Leonard Yaffe;Stoc Doc Partners;Fund Manager
analystGreat. And then a follow-on question is that the Optejet delivery system seems like an elegant solution to eye drop avoidance that so many people have, especially older Americans. Are there any disease or ophthalmic diseases where you might be able to license the Optejet technology and not compete with a pharmacological agent and be able to gain additional cash in that regard?
Tsontcho Ianchulev
executiveYes. Michael, do you want to address that?
Michael Rowe
executiveWell, I can say there are some obvious ones. Glaucoma, for example. We are -- the primary issue with glaucoma is that people can't take eye drops, and they can't remember to take their eye drops. So the adherence is not very good. Other areas could be therapeutic dry eye, not artificial tears, but actual therapy is certainly an area we can look at. And Sean, I don't know if there are any more that you were thinking of.
Tsontcho Ianchulev
executiveI think that the range of topical treatment is accessible to us because the Optejet is very versatile and can pretty much deliver most liquids that we currently have. So we have a long list of potential applications. And more interestingly, I think one of our current applications is kind of a breakthrough in general because progressive myopia is a back-of-the-eye disease, such as we know from macular degeneration, diabetic retinopathy, and all back-of-the-eye diseases pretty much so far are treated mainly therapeutically with intravitreal injections, with an injection to the eye. This is the first kind using topical treatment we can attempt to address the back-of-the-eye problem.
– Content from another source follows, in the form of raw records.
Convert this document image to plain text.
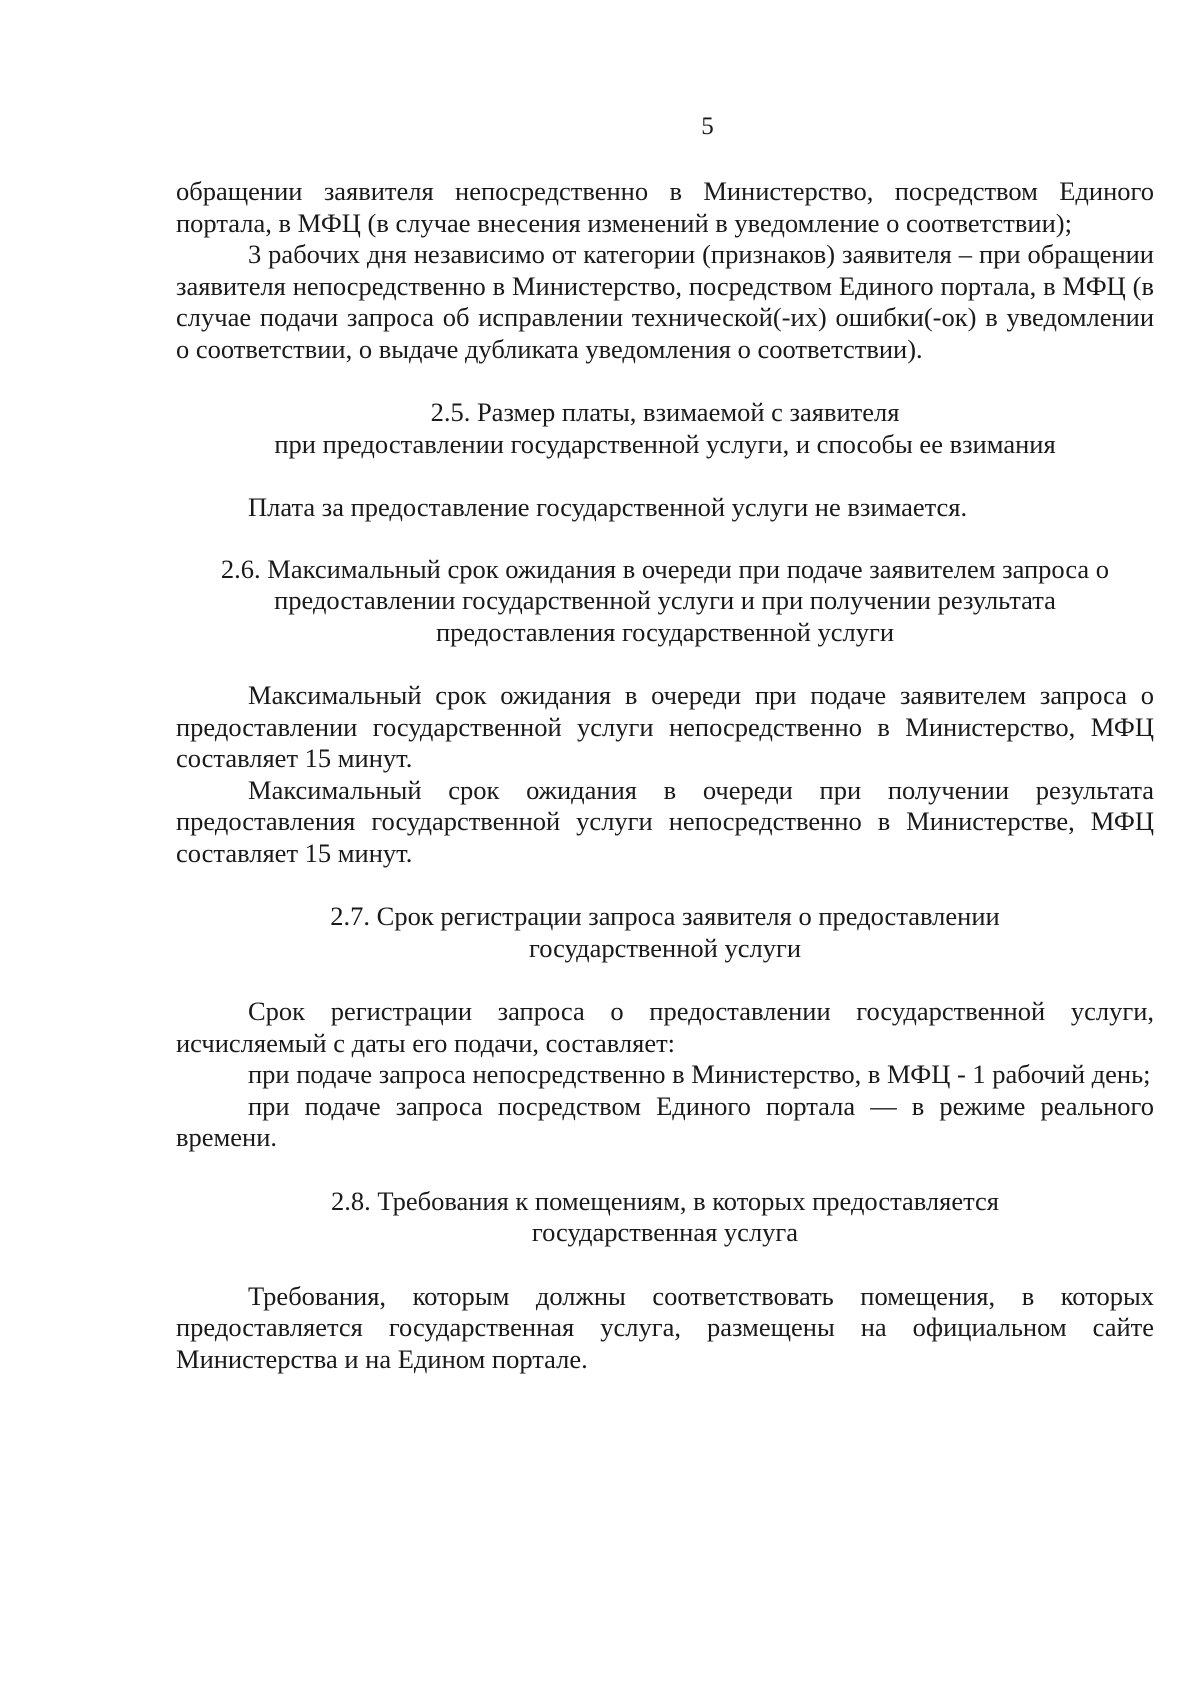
5

обращении заявителя непосредственно в Министерство, посредством Единого портала, в МФЦ (в случае внесения изменений в уведомление о соответствии);

3 рабочих дня независимо от категории (признаков) заявителя – при обращении заявителя непосредственно в Министерство, посредством Единого портала, в МФЦ (в случае подачи запроса об исправлении технической(-их) ошибки(-ок) в уведомлении о соответствии, о выдаче дубликата уведомления о соответствии).

2.5. Размер платы, взимаемой с заявителя
при предоставлении государственной услуги, и способы ее взимания

Плата за предоставление государственной услуги не взимается.

2.6. Максимальный срок ожидания в очереди при подаче заявителем запроса о
предоставлении государственной услуги и при получении результата
предоставления государственной услуги

Максимальный срок ожидания в очереди при подаче заявителем запроса о предоставлении государственной услуги непосредственно в Министерство, МФЦ составляет 15 минут.

Максимальный срок ожидания в очереди при получении результата предоставления государственной услуги непосредственно в Министерстве, МФЦ составляет 15 минут.

2.7. Срок регистрации запроса заявителя о предоставлении
государственной услуги

Срок регистрации запроса о предоставлении государственной услуги, исчисляемый с даты его подачи, составляет:

при подаче запроса непосредственно в Министерство, в МФЦ - 1 рабочий день;

при подаче запроса посредством Единого портала — в режиме реального времени.

2.8. Требования к помещениям, в которых предоставляется
государственная услуга

Требования, которым должны соответствовать помещения, в которых предоставляется государственная услуга, размещены на официальном сайте Министерства и на Едином портале.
So I think it's very exciting because, in fact, the Optejet technology not only can unlock front-of-the-eye opportunities in topical treatment but also potentially topical treatment for some back-of-the-eye conditions as we currently have with progressive myopia.
Operator
operatorAnd there seems to be no further questions at this time. So I would like to turn it back -- the floor back over to management for any closing remarks that they have.
Tsontcho Ianchulev
executiveWell, I would like to thank everybody for attending the conference and for the wonderful questions and for rejoicing with us that there's great opportunities as we continue to deliver. We're looking forward to the next few months when we would hope to report to you on the successful submission for our MicroStat or Mydcombi as the new name is, NDA. I know everybody has been expecting that, and so are we. And we're very happy that the COVID epidemic is not slowing us down as of now, and we're proceeding on schedule. And also the initiation of the Phase III program for presbyopia, as we mentioned, with the potential Phase III results in the first quarter of next year. So we're very busy. And I want to thank everybody for joining us today and look forward to updating you again at our earnings call next month. Thank you.
Michael Rowe
executiveThank you.
John Gandolfo
executiveThanks, everyone.
Operator
operatorThis concludes today's teleconference. You may now disconnect your lines at this time. Thank you for your participation, and have a wonderful day.